I already finished The Edge series this week and am picking through an eclectic list of titles. Some are from the library in paper or digital form. I’m also trying to read from my own shelves. Here are a few of the books that currently sport a bookmark.

  • True Dead by Faith Hunter (2021). 359 pages. Fiction, series (book #14). Library book.
  • Women scientists in America: struggles and strategies to 1940 by Margaret W. Rossiter (1982). 439 pages. History; Women’s Studies. Library book.
  • The Code Breaker: Jennifer Doudna, Gene Editing, and the Future of the Human Race by Walter Isaacson (2021). 536 pages. Science; Biography. Library audiobook.
  • Race After Technology: Abolitionist Tools for the New Jim Code by Ruha Benjamin (2019). 172 pages. Sociology; Technology. Library audiobook.
  • Last Bus to Woodstock by Colin Dexter (1975). 214 pages, Mystery.

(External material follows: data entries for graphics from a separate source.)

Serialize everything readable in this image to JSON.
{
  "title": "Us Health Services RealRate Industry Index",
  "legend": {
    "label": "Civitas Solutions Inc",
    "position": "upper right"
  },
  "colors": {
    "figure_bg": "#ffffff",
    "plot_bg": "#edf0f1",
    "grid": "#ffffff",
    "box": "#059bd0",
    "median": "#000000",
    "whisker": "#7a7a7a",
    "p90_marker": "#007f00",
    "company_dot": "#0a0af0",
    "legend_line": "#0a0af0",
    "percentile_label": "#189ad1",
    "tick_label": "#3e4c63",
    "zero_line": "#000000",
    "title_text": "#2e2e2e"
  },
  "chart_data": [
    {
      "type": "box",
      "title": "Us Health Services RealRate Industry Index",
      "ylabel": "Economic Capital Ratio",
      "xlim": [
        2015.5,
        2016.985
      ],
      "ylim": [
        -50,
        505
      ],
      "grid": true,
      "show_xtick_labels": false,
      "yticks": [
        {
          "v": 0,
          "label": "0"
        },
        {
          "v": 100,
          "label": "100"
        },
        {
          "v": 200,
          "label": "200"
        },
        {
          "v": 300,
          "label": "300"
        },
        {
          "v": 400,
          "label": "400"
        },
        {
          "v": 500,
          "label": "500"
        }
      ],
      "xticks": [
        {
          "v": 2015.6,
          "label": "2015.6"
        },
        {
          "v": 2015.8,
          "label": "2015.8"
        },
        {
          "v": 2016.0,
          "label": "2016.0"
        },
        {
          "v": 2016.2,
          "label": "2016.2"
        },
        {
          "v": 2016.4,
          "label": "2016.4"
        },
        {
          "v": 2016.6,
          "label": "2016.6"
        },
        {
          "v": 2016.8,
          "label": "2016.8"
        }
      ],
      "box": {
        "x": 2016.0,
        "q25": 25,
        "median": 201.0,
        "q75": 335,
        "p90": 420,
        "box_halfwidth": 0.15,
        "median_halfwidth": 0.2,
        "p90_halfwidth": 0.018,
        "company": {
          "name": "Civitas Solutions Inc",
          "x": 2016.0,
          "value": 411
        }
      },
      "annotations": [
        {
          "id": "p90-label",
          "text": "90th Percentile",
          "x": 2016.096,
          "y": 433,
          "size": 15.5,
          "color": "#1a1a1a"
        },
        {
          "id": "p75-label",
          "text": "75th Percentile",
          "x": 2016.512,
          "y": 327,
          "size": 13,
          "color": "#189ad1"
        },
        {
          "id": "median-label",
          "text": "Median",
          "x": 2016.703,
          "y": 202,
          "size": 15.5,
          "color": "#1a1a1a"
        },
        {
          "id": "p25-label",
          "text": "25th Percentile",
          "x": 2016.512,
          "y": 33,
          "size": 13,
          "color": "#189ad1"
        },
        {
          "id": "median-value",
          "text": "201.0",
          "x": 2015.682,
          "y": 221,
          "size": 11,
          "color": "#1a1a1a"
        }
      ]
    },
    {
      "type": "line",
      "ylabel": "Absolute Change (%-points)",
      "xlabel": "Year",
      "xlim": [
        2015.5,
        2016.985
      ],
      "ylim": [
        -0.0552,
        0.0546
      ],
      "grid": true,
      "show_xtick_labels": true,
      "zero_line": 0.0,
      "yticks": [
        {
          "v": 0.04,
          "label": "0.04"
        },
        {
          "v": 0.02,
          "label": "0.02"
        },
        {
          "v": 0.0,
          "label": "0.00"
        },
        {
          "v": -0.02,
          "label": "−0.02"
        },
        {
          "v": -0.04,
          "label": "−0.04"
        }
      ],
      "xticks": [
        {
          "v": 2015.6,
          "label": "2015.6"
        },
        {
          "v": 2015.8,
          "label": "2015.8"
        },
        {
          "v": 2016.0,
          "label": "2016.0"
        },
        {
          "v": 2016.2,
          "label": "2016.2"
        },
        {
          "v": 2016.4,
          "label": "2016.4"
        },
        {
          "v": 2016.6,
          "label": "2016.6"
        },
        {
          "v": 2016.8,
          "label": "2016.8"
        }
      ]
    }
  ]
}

Book.
  • How the other half eats: the untold story of food and inequality in America by Priya Fielding-Singh (2021). 326 pages. Sociology; Nutrition; Public Health. Library book.
  • Joys and Sorrows: Reflections by Pablo Casals by Pablo Casals, Albert E. Kahn (1970). 314 pages. Memoir; Music. Library book.
  • Claire Dewitt and the City of the Dead by Sara Gran (2011). 273 pages. Fiction; Mystery, series (book 1). Library e-book.

My reading goals for January and the entire year are the same as always, enjoy what I read!